In his judgement today, Mr Justice Anthony Barr said he was satisfied to dismiss the men’s actions.

The judge said that having considered all the various arguments raised by the parties he had reached the conclusion that all of the reliefs sought by the two accused “must be refused.”

The judge added that there was no basis in law to prevent the Director of Public Prosecutions from certifying that their trials on the charge of murder should be tried before the SCC.

Hutch (58), who was extradited from Spain, and former Dublin City Councillor Jonathan Dowdall (44), of Navan Road, Dublin, are both charged with the murder of David Byrne (33) at the Whitehall, Dublin, hotel on 5 February 2016.

In their​ judicial review proceedings they both sought declarations from the High Court that their trials before the SCC would be unlawful and in breach of their fundamental rights because the SCC is operating as a permanent court when it was only set up on a temporary basis nearly 50 years ago.

Their actions were against the Minister for Justice, Dáil Éireann, Ireland and the Attorney General, while Seanad Éireann is also a respondent in the Hutch case.

They also sought various declarations including that a trial before the SCC, is unlawful, outside the powers of the 1939 Offences Against the State Act and violates their constitutional and European Convention rights.

They further claimed the failure by the State to enact anything other than temporary measures in respect of procedures for the trial of persons before the SCC also breaches their rights.

They claimed that they should not be tried under what amounts to temporary legislation introduced in 1972 during the Troubles in response to an emergency situation, at the time but has since been extended to deal with serious organised crime.

The respondents denied their claims and say, among other things, there is a failure by the men to adequately, or at all, to particularise the legal basis for the reliefs they seek.

Judgement

In his judgment Mr Justice Barr said that the case centred around a proper interpretation of a certain section of the 1939 Offences Against the State Act.

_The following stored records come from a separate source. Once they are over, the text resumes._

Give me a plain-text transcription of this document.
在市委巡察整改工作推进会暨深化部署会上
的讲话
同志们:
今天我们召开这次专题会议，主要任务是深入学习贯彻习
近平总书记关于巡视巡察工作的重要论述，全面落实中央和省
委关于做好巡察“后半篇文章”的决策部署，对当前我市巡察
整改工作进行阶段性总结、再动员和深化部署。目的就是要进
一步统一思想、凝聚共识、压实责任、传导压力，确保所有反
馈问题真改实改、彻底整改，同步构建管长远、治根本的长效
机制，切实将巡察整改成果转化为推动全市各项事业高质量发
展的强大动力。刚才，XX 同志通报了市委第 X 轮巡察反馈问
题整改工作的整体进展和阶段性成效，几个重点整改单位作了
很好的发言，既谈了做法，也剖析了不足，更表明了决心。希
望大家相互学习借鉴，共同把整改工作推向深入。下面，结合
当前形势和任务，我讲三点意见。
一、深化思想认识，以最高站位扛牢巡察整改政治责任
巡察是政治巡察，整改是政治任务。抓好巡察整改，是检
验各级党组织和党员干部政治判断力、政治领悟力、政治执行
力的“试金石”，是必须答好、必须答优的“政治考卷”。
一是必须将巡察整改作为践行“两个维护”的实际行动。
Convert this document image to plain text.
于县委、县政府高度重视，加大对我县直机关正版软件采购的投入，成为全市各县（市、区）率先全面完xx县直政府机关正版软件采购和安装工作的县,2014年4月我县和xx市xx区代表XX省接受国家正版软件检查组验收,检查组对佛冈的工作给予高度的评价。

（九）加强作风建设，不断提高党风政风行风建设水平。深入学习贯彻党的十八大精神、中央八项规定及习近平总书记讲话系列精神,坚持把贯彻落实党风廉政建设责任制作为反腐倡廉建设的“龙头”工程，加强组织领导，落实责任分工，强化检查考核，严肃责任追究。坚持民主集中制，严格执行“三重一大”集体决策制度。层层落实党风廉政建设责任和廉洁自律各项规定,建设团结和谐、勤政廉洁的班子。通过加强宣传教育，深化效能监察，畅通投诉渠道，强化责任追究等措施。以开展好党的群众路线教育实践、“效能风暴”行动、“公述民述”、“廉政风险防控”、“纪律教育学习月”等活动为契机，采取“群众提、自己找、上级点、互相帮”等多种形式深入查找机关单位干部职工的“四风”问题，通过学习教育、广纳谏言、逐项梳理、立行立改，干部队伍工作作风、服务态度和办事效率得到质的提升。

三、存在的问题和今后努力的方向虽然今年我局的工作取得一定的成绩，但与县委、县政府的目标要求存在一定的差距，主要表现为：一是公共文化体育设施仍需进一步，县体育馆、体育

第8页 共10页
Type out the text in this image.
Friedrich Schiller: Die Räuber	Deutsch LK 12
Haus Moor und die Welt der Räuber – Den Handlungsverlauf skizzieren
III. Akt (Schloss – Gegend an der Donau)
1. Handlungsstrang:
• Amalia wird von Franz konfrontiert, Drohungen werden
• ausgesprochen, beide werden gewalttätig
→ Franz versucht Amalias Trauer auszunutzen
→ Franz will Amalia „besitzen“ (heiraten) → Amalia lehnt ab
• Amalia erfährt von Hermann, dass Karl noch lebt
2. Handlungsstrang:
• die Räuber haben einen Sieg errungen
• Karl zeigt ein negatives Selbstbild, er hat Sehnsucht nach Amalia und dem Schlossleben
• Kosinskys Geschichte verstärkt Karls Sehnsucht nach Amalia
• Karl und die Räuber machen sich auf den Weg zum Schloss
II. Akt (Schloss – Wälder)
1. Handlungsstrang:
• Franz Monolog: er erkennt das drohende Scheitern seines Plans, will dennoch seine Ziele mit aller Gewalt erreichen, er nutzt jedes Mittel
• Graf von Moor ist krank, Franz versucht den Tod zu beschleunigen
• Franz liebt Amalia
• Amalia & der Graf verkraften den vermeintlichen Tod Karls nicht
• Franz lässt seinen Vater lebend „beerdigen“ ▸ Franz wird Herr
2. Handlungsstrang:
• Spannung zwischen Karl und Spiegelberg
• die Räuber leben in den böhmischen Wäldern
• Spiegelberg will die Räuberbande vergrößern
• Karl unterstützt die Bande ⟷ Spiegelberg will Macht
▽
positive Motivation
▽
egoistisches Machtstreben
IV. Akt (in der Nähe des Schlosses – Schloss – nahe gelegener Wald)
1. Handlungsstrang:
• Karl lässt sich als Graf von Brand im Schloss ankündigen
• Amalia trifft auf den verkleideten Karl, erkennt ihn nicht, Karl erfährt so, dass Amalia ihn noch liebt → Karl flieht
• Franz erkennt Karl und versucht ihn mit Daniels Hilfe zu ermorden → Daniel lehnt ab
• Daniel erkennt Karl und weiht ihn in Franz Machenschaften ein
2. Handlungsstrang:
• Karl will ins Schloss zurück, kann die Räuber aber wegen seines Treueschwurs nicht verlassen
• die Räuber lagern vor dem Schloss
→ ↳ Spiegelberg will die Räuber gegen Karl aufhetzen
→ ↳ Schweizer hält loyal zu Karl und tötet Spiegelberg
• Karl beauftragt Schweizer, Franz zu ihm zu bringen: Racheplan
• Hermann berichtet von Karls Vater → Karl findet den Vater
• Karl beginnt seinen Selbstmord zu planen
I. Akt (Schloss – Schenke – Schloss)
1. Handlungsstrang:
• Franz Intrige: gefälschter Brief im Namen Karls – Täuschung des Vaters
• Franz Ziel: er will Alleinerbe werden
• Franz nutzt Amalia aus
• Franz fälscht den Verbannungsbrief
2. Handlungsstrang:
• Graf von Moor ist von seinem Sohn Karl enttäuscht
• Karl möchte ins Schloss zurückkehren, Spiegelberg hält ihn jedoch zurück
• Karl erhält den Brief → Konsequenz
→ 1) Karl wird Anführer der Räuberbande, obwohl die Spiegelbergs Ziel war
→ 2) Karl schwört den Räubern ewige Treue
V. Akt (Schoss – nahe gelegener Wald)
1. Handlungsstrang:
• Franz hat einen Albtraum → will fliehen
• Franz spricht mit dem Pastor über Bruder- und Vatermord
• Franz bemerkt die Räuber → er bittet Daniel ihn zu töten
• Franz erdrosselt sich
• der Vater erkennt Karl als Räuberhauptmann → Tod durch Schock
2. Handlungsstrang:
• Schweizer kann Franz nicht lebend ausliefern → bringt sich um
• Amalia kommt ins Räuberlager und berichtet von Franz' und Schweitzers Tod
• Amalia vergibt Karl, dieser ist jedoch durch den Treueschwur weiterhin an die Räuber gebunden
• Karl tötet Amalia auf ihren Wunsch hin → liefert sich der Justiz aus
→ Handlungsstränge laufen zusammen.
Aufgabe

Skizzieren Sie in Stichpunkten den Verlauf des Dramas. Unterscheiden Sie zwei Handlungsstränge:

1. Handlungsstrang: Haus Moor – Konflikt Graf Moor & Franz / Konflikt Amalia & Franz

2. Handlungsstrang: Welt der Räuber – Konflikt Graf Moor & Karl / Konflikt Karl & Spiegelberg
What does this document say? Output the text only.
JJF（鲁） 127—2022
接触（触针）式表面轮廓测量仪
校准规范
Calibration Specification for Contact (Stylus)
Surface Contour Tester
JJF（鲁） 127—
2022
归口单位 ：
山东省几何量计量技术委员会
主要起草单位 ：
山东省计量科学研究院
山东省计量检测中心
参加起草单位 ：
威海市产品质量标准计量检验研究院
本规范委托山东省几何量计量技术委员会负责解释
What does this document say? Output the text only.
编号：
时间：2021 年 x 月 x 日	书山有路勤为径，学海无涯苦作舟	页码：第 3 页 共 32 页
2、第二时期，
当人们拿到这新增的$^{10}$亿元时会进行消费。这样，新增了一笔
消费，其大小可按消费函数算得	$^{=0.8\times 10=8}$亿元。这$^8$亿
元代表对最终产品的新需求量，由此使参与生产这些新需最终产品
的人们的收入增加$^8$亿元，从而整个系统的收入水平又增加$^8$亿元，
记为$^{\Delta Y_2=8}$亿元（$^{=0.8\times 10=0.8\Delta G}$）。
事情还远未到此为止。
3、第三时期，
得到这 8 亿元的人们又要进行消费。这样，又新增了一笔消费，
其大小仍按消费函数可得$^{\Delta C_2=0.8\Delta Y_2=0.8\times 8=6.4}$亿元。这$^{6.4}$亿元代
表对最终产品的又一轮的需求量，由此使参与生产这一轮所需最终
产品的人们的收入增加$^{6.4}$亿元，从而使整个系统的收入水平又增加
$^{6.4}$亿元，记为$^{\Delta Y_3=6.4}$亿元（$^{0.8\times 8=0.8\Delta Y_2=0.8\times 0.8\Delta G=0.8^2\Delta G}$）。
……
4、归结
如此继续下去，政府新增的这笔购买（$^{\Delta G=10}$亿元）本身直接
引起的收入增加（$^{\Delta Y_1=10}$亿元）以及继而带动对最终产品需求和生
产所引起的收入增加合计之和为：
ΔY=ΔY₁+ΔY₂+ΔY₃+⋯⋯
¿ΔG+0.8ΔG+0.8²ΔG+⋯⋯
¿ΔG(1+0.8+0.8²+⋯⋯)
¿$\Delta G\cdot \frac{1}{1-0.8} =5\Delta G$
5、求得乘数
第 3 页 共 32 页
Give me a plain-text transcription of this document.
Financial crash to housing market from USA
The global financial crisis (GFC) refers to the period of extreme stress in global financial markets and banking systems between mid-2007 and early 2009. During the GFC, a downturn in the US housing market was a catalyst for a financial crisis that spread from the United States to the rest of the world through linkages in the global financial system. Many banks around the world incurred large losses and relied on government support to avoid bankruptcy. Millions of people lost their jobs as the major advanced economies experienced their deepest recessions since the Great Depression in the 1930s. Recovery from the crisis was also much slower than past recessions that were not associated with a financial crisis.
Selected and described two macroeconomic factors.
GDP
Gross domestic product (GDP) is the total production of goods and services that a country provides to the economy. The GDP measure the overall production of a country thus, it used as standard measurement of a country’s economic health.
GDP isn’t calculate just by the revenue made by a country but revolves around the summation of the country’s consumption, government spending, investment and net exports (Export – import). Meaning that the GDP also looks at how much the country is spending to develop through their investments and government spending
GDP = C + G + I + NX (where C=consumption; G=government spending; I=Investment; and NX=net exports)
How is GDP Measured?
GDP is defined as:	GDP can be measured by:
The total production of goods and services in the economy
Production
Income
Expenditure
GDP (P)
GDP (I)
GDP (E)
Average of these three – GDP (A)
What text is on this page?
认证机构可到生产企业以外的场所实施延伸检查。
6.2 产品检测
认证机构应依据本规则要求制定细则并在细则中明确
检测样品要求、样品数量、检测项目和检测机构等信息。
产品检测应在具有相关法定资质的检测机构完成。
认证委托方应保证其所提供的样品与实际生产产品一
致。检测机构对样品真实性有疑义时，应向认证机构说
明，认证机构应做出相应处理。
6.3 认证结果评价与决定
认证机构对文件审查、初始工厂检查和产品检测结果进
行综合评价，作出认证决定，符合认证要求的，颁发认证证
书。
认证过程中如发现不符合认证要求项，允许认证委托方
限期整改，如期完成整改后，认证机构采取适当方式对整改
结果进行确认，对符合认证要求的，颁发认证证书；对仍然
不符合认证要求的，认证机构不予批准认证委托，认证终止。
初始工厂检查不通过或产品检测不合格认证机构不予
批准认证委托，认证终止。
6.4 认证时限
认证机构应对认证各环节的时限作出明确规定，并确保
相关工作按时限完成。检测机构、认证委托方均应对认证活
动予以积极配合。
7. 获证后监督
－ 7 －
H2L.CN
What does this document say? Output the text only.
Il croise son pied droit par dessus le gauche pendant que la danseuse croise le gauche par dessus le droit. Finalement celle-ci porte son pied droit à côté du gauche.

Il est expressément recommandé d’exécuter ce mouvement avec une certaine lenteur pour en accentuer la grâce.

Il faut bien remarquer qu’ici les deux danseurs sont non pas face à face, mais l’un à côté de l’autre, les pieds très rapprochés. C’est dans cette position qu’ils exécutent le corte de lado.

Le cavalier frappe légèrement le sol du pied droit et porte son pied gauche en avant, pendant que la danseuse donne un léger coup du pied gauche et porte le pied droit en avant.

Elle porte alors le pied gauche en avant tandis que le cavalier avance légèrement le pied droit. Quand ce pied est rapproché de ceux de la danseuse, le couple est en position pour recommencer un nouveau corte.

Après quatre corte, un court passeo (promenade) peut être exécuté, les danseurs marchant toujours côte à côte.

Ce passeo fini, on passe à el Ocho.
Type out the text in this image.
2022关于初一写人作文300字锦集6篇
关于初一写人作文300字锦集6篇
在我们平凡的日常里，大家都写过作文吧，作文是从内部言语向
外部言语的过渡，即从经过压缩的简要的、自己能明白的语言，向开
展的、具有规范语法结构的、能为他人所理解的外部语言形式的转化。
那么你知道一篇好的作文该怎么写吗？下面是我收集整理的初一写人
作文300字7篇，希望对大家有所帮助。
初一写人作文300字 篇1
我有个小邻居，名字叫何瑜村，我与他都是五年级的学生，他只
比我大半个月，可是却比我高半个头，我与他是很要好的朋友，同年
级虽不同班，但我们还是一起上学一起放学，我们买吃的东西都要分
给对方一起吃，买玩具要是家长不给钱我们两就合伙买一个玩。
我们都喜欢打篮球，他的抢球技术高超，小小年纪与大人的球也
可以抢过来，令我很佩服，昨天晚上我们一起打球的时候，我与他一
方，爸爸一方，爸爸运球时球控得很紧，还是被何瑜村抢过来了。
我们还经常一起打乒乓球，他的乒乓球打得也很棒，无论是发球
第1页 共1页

Having considered all the various parties’ submissions the court had reached the conclusion that it must refuse all the forms of relief sought by the applicants.

The court did not accept the applicants’ argument that the legislation challenged was temporary nor had any temporal limit.

There was “no sunset clause” in the Act, whereby it could only exist beyond a given date after its inception, on a resolution of either the government or the Dáil, the judge added.

The judge added that the DPP was entitled to certify that certain offences can be tried before the SCC once the DPP held the requisite opinion that the ordinary courts are inadequate to secure the effective administration of justice.

There was he added no basis in law preventing the DPP from seeking to have the applicants’ trials go before the SCC, he added.

Subversive organisations

The judge also rejected the applicants claims that that there was a lack of any effective review of the relevant provisions under the 1939 Act.

The judge said that it had been argued that in 1972 the SCC was set up to primarily deal with offences connected to subversive organisations.

They argued as the SCC currently deals with gangland or organised crimes the regulations governing that court introduced 50 years ago should have been replaced with updated ones.

The judge said that the DPP is entitled to have certain matters go before the SCC for trial, even if they do not have any subversive connections.

The court was satisfied that the decisions made by the Government in 1972, and by successive governments regarding the SCC was “a political question”, and not something justiciable before the courts.

While there were some circumstances where a court can review the actions by the executive, he said.

However, he was satisfied that “noting had been established” in these actions which would “warrant the court trespassing into “the sphere that is essentially the business of the executive.”

The judge added that there was no basis upon which to make any declarations against the Dáil Éireann.

It had previously been agreed that Hutch had no case to make against Seanad Éireann, the judge noted.